Gratitude to My Elders: An Intergenerational Journey
As I walked along the balcony of GC2019 (more like "as I paced with frustration"), I bumped into an older woman with a rainbow stole that peaked through her long grey hair. She looked at me and said, “You know, I’ve been coming to these things since I was your age — and I’ll continue to come to them and advocate for as long as it takes.” In that moment I saw a version of what my life could be — would I be standing here at the railing of a General Conference grey-haired convicted, yearning for a Church that no longer excluded persons based simply on sexual orientation? Would I have to look into the face of a young queer person and say, "I know it’s difficult, but we’re working on it”? Would I have the endurance to run a race that long? Even the memory exhausts me. We stand at the precipice of new day in United Methodism because we’re also standing on the shoulders of giants — of our queer and trans elders and allies who showed up and put their bodies and credentials on the line so that one day anyone who feels a call to ministry or desires for their relationship to be blessed by the church that raised them wouldn’t even have to ask the question, “Is this for me too?” “Am I allowed here?” “Will this community support me?” I give thanks for the grey-haired prophets of past and present who not only got us to where we are today, but continue to advocate alongside a new generation of leaders as together we call the Church back into our Wesleyan heritage where grace ruled over rules, where solidarity took the Methodists to places and people the church deemed unworthy, and into a faith that is nourished equally through deep spiritual practices and intersectional acts of mercy.
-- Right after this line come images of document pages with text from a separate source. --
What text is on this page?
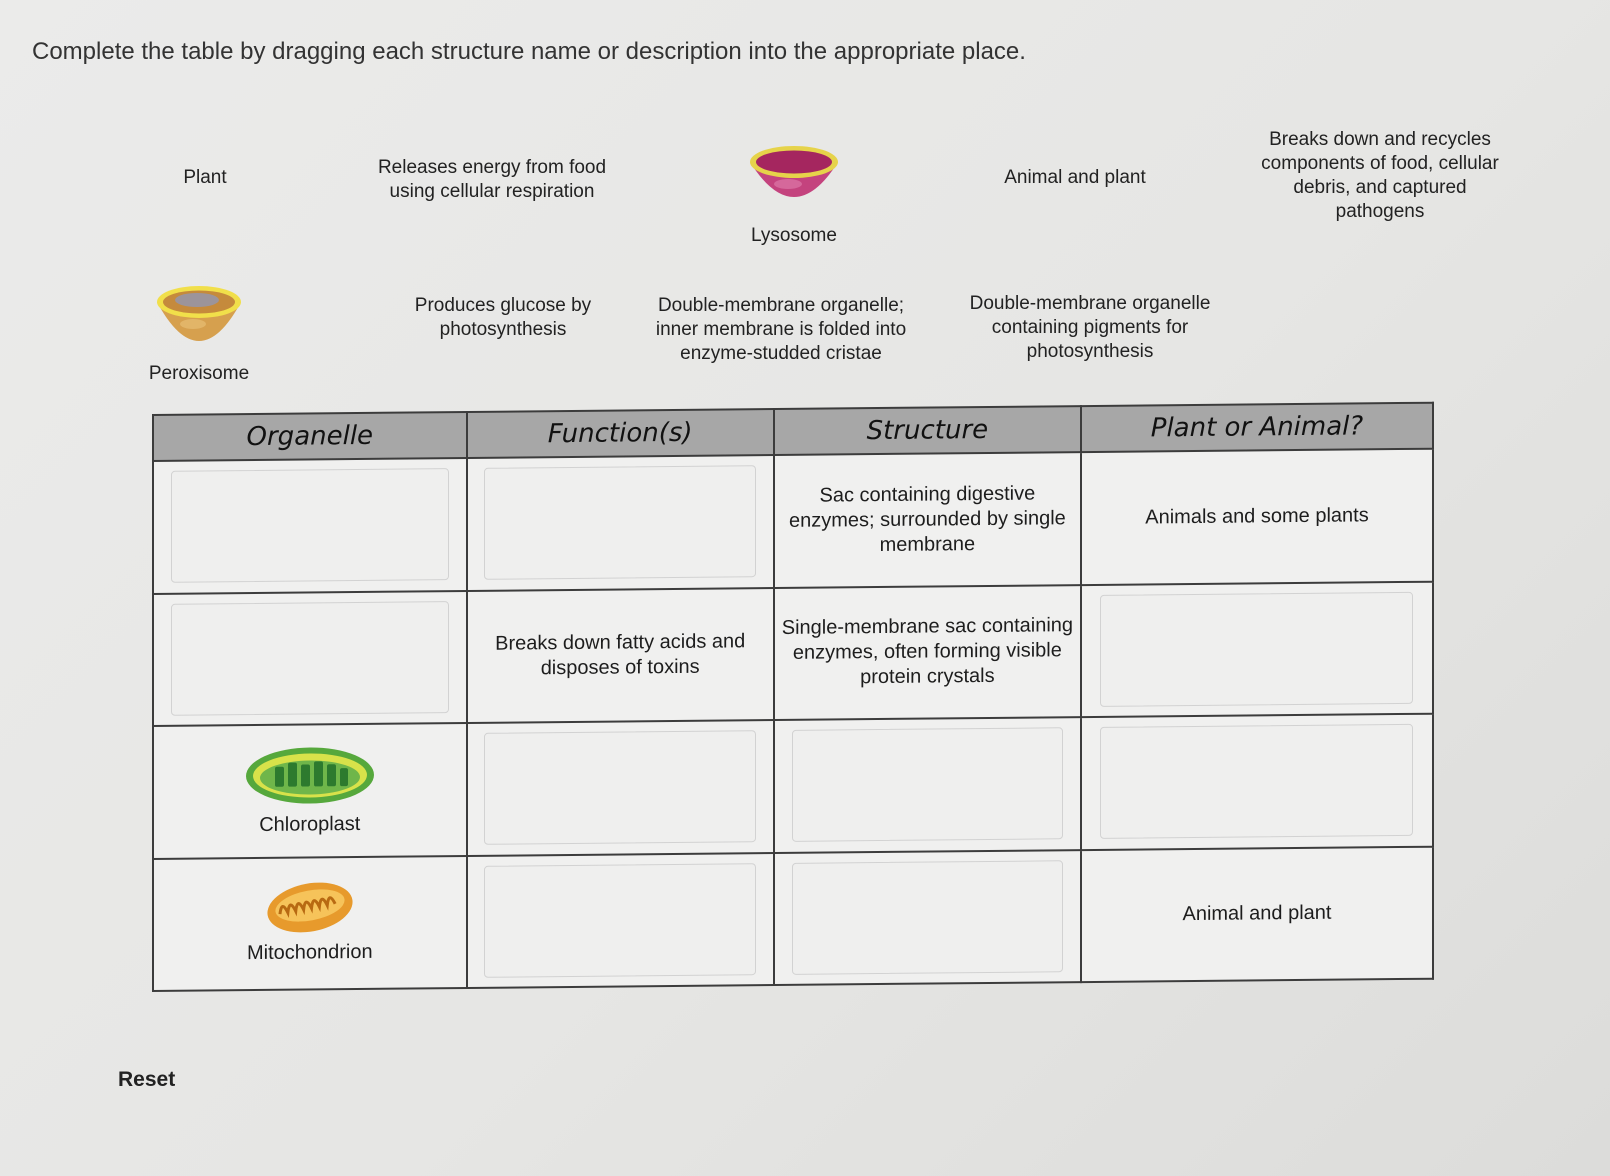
Complete the table by dragging each structure name or description into the appropriate place.
Plant	Releases energy from food using cellular respiration
Lysosome
Animal and plant
Breaks down and recycles components of food, cellular debris, and captured pathogens
Peroxisome
Produces glucose by photosynthesis
Double-membrane organelle; inner membrane is folded into enzyme-studded cristae
Double-membrane organelle containing pigments for photosynthesis
Organelle	Function(s)	Structure	Plant or Animal?

		Sac containing digestive enzymes; surrounded by single membrane	Animals and some plants

	Breaks down fatty acids and disposes of toxins	Single-membrane sac containing enzymes, often forming visible protein crystals	

Chloroplast			

Mitochondrion			Animal and plant
Reset
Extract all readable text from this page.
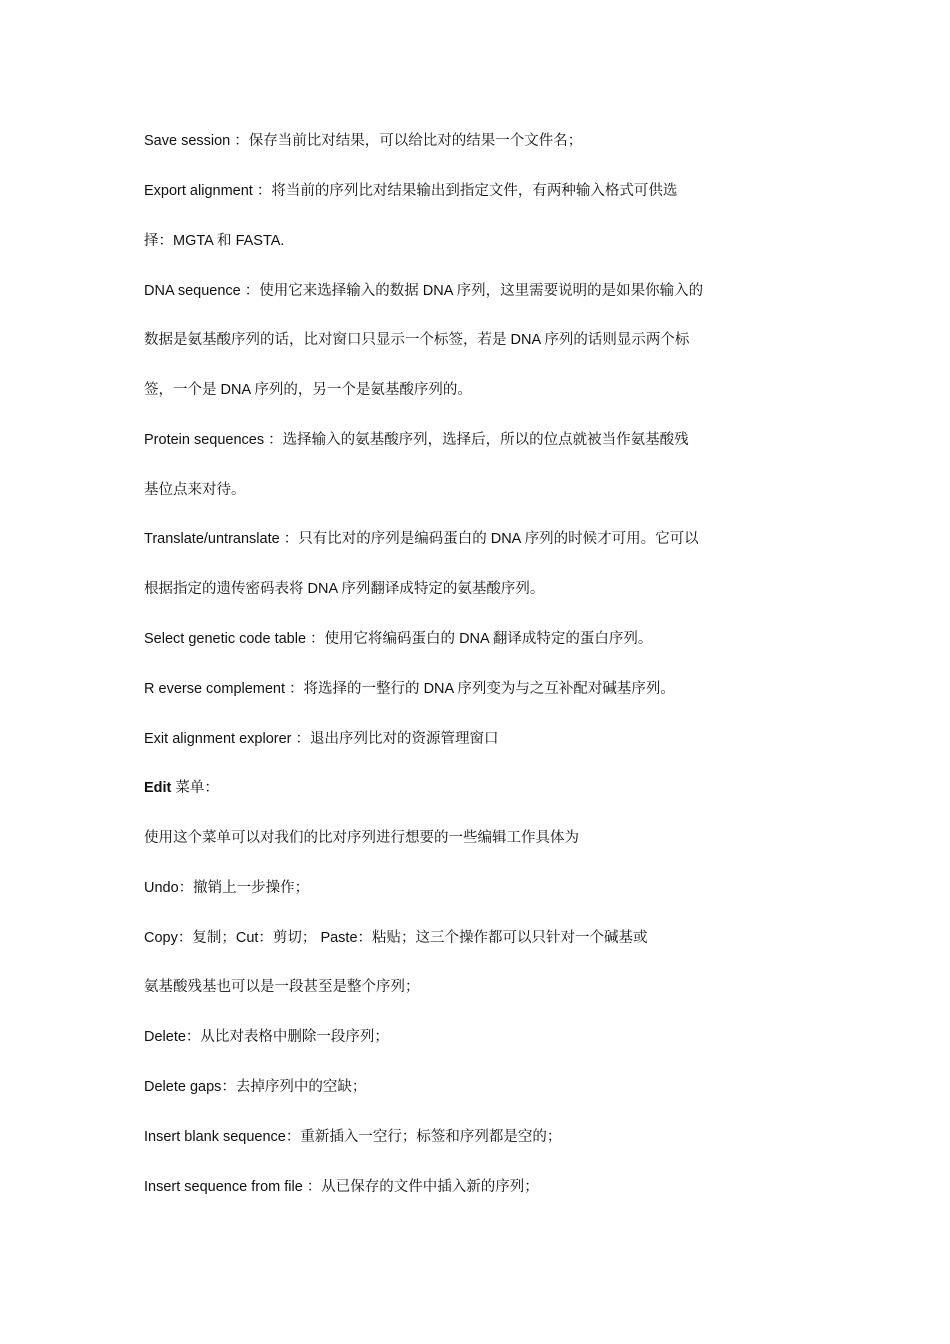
Save session ：保存当前比对结果，可以给比对的结果一个文件名；
Export alignment ：将当前的序列比对结果输出到指定文件，有两种输入格式可供选
择：MGTA 和 FASTA.
DNA sequence ：使用它来选择输入的数据 DNA 序列，这里需要说明的是如果你输入的
数据是氨基酸序列的话，比对窗口只显示一个标签，若是 DNA 序列的话则显示两个标
签，一个是 DNA 序列的，另一个是氨基酸序列的。
Protein sequences ：选择输入的氨基酸序列，选择后，所以的位点就被当作氨基酸残
基位点来对待。
Translate/untranslate ：只有比对的序列是编码蛋白的 DNA 序列的时候才可用。它可以
根据指定的遗传密码表将 DNA 序列翻译成特定的氨基酸序列。
Select genetic code table ：使用它将编码蛋白的 DNA 翻译成特定的蛋白序列。
R everse complement ：将选择的一整行的 DNA 序列变为与之互补配对碱基序列。
Exit alignment explorer ：退出序列比对的资源管理窗口
Edit 菜单：
使用这个菜单可以对我们的比对序列进行想要的一些编辑工作具体为
Undo：撤销上一步操作；
Copy：复制；Cut：剪切； Paste：粘贴；这三个操作都可以只针对一个碱基或
氨基酸残基也可以是一段甚至是整个序列；
Delete：从比对表格中删除一段序列；
Delete gaps：去掉序列中的空缺；
Insert blank sequence：重新插入一空行；标签和序列都是空的；
Insert sequence from file ：从已保存的文件中插入新的序列；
This is what it means to Be UMC, and I am so grateful, as we approach this postponed General Conference, that I have learned what it means to be UMC from the folks among us who, like Wesley, placed themselves in solidarity with the oppressed of our time.
With deep gratitude on this journey,
Rev. J.J. Warren (he/him)
The Rev. J.J. Warren is a provisional member in the New England Conference and the author of Where Two or Three are Connected and Reclaiming Church.